The incidence of acute or chronic liver failure and HCC has dropped enormously since nitisinone was approved for clinical use. However, a few patients may develop therapy-refractory liver failure. HCC is mostly due to late initiation of treatment in the absence of neonatal screening.

No alternative treatments for HT-1 are currently known. After the marketing exclusivity for Orfadin® expired, alternative nitisinone-containing medication was produced in Turkey and the United Kingdom at lower prices.

Safety and tolerability

Side effects in nitisinone-treated patients are rare and mostly reversible. Eye pain, eye itching/conjunctivitis, corneal crystals, and thrombocytopenia are the most common side effects reported;13 these are mostly related to high tyrosine levels and are reversible when tyrosine levels are lowered by strict dietary compliance.30

Neurocognitive deficits are a problem in long-term management2529; it is not clear whether these are direct side effects of nitisinone treatment, a result of high tyrosine or low phenylalanine levels, or part of natural disease progression. It seems reasonable to reduce nitisinone levels without compromising metabolic control (based on SA levels in urine and/or blood). Therefore, nitisinone levels should be regularly determined in dried blood spots, together with SA.31 In most cases, it is possible to titrate down the daily dose of nitisinone initially from 1 mg/kg per day without hampering metabolic control. The tentative therapeutic range of nitisinone concentration in dried blood is 20–40 µM.13

Patient-focused perspectives

Adherence to drug therapy with nitisinone is obviously not easy but, based on nitisinone levels in dried blood, most patients manage to take nitisinone regularly. Once-daily dosing may enhance adherence. Life-long adherence to a low-protein diet supplemented with an amino acid mixture is a challenge. Calculation of protein, phenylalanine, or tyrosine intake is not required in most cases and this facilitates adherence. Dietary noncompliance often leads to eye problems, which are reversible with reduced protein intake. Moreover, adherence to therapy depends on financial reimbursement at least in some patients.

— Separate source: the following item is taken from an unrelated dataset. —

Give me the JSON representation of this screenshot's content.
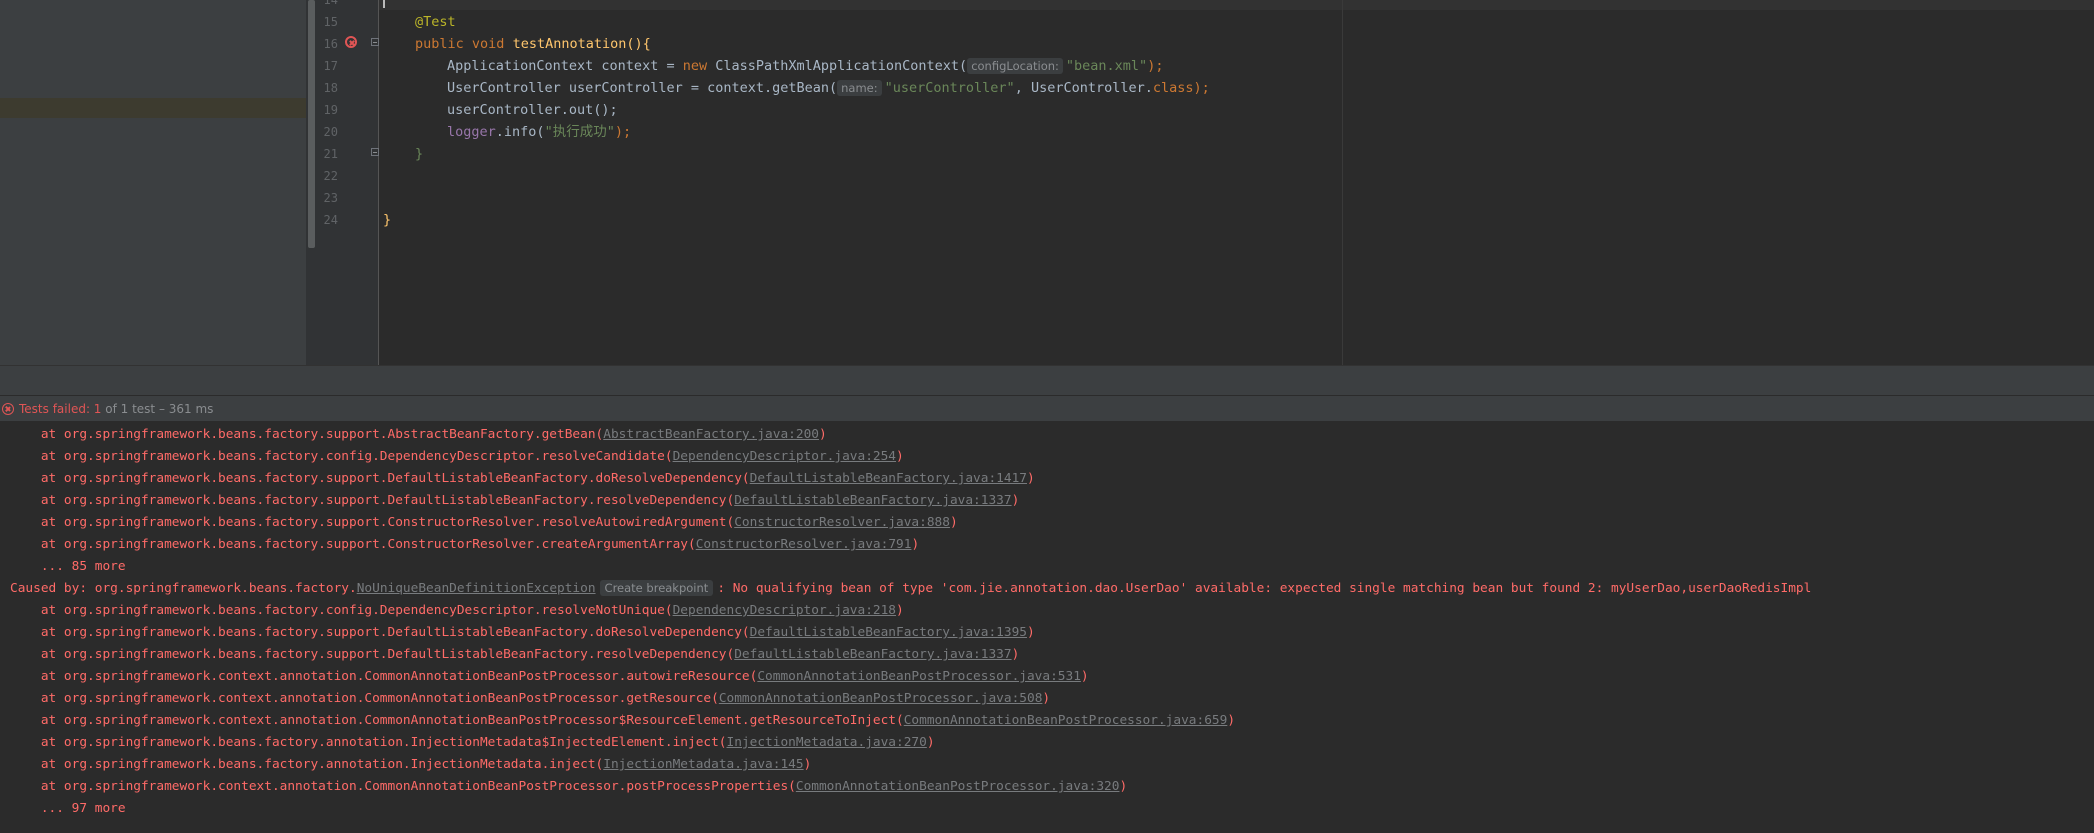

In most centers participating in our cross-sectional survey, costs for nitisinone treatment and special low-tyrosine amino acid mixtures are covered by health insurance or the government whereas patients were reimbursed for protein-restricted diet in only half of the centers.13

Regular outpatient visits are required for monitoring of diet and disease and are time-consuming as well as a financial burden. Sending dried blood for monitoring of SA, nitisinone, and tyrosine from home facilitates control of therapy.31

As female patients with HT-1 reach adulthood, “maternal” HT-1 becomes an issue. A few successful pregnancies of mothers with HT-1 have been reported where the use of nitisinone was not interrupted during pregnancy and lactation.32,33

After liver transplantation, SA is still excreted in urine by many patients as the enzyme defect is also expressed outside the liver. It is not clear whether nitisinone should be continued in these cases to avoid toxicity. The use of nitisinone implies introducing a low-protein diet supplemented with an amino acid mixture.

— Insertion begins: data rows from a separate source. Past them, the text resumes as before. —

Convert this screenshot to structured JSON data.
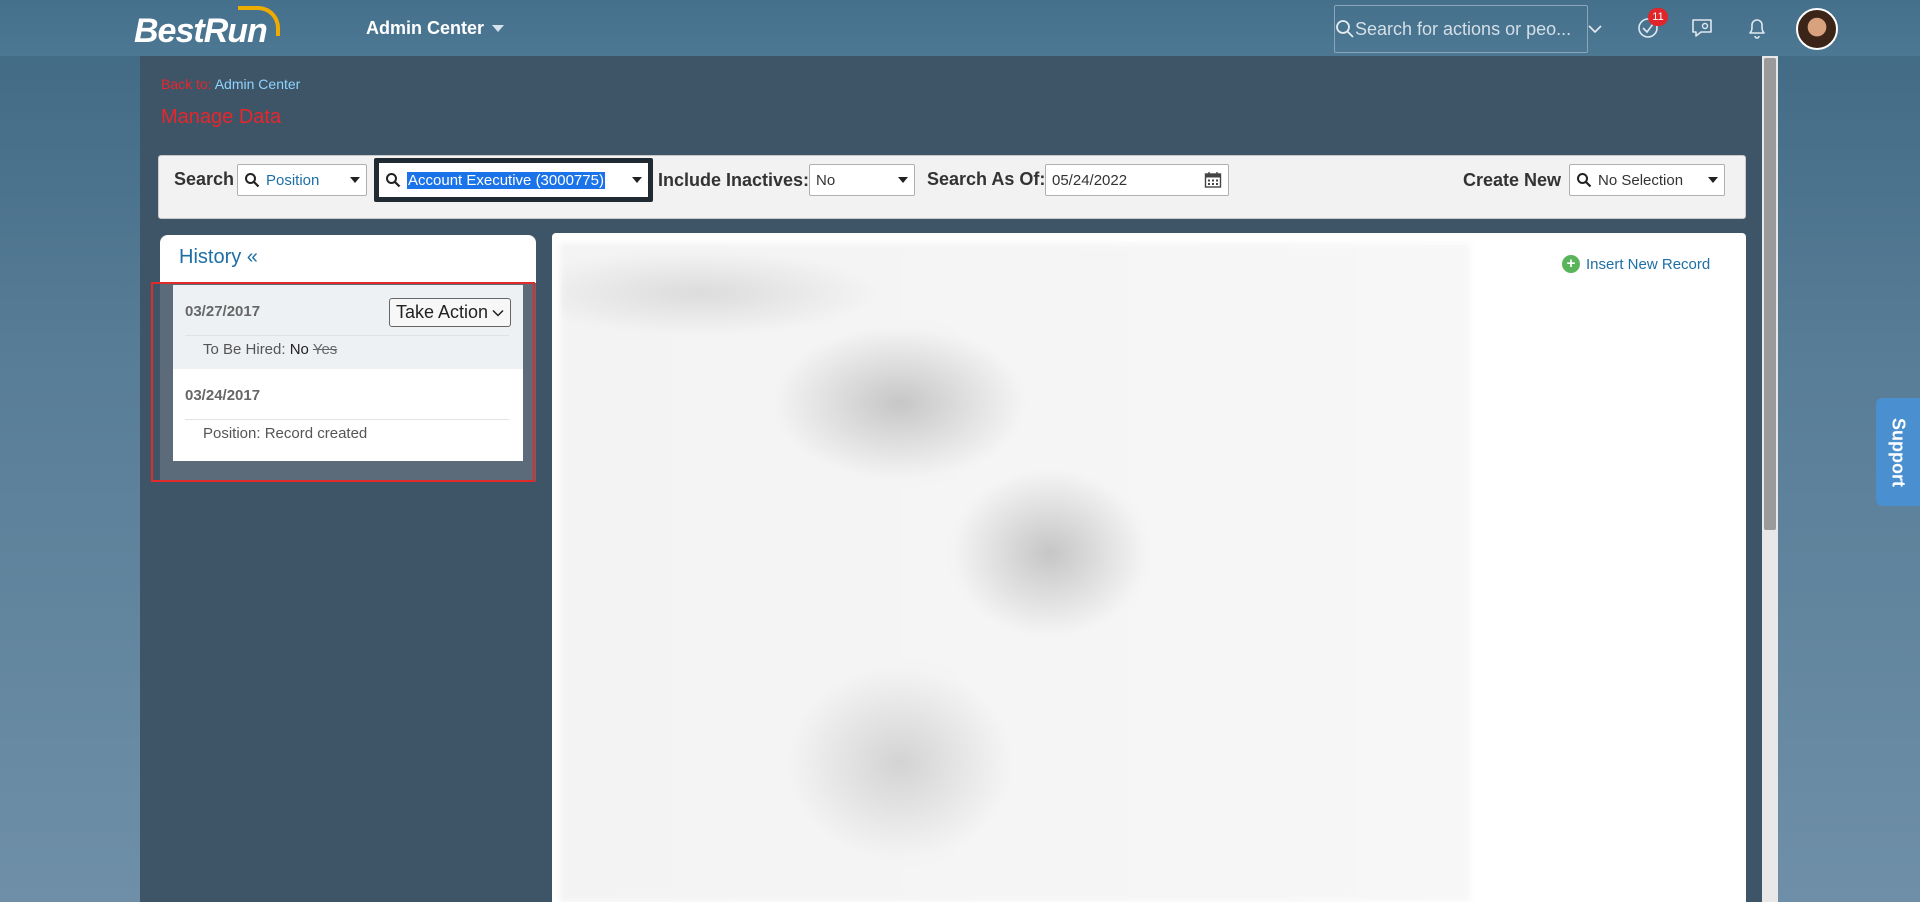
{
  "header": {
    "logo": "BestRun",
    "module_title": "Admin Center",
    "search_placeholder": "Search for actions or peo...",
    "notification_count": "11"
  },
  "breadcrumb": {
    "prefix": "Back to:",
    "link": "Admin Center"
  },
  "page_title": "Manage Data",
  "searchbar": {
    "search_label": "Search",
    "object_type": "Position",
    "selected_record": "Account Executive (3000775)",
    "include_inactives_label": "Include Inactives:",
    "include_inactives_value": "No",
    "search_as_of_label": "Search As Of:",
    "search_as_of_value": "05/24/2022",
    "create_new_label": "Create New",
    "create_new_value": "No Selection"
  },
  "history": {
    "title": "History «",
    "take_action_label": "Take Action",
    "entries": [
      {
        "date": "03/27/2017",
        "field": "To Be Hired:",
        "new_value": "No",
        "old_value": "Yes"
      },
      {
        "date": "03/24/2017",
        "field": "Position:",
        "new_value": "Record created"
      }
    ]
  },
  "detail": {
    "insert_new_record": "Insert New Record"
  },
  "support_tab": "Support",
  "colors": {
    "brand_red": "#e8262b",
    "link_blue": "#1d6fa5",
    "selection_blue": "#1a73e8",
    "highlight_box": "#e02b2b"
  }
}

Nitisinone as a therapeutic option in HT-1 was discovered by chance and is a by-product of agrochemistry. Its use has substantially changed the outcome in HT-1 patients. Nitisinone treatment has to be combined with a low-protein diet supplemented with an amino acid mixture devoid of tyrosine and phenylalanine to avoid tyrosine toxicity. Based on the long half-life of nitisinone, once-daily dosing should be possible.

There are a few side effects, mostly related to the eye, which are reversible upon stricter protein restriction. In most HT-1 patients, there is an initial latent phase; early diagnosis based on clinical symptoms is not possible in most HT-1 patients, and newborn screening with SA as the screening parameter is essential. Early diagnosis and treatment leads to a much better outcome; especially, HCC incidence is low when treatment is started in the newborn period. In some patients, neurocognitive deficits occur.

Treatment monitoring includes tyrosine levels (therapeutic target, <400 µM), SA- (therapeutic target, negative), and nitisinone concentration.


The author reports no conflict of interest in this work.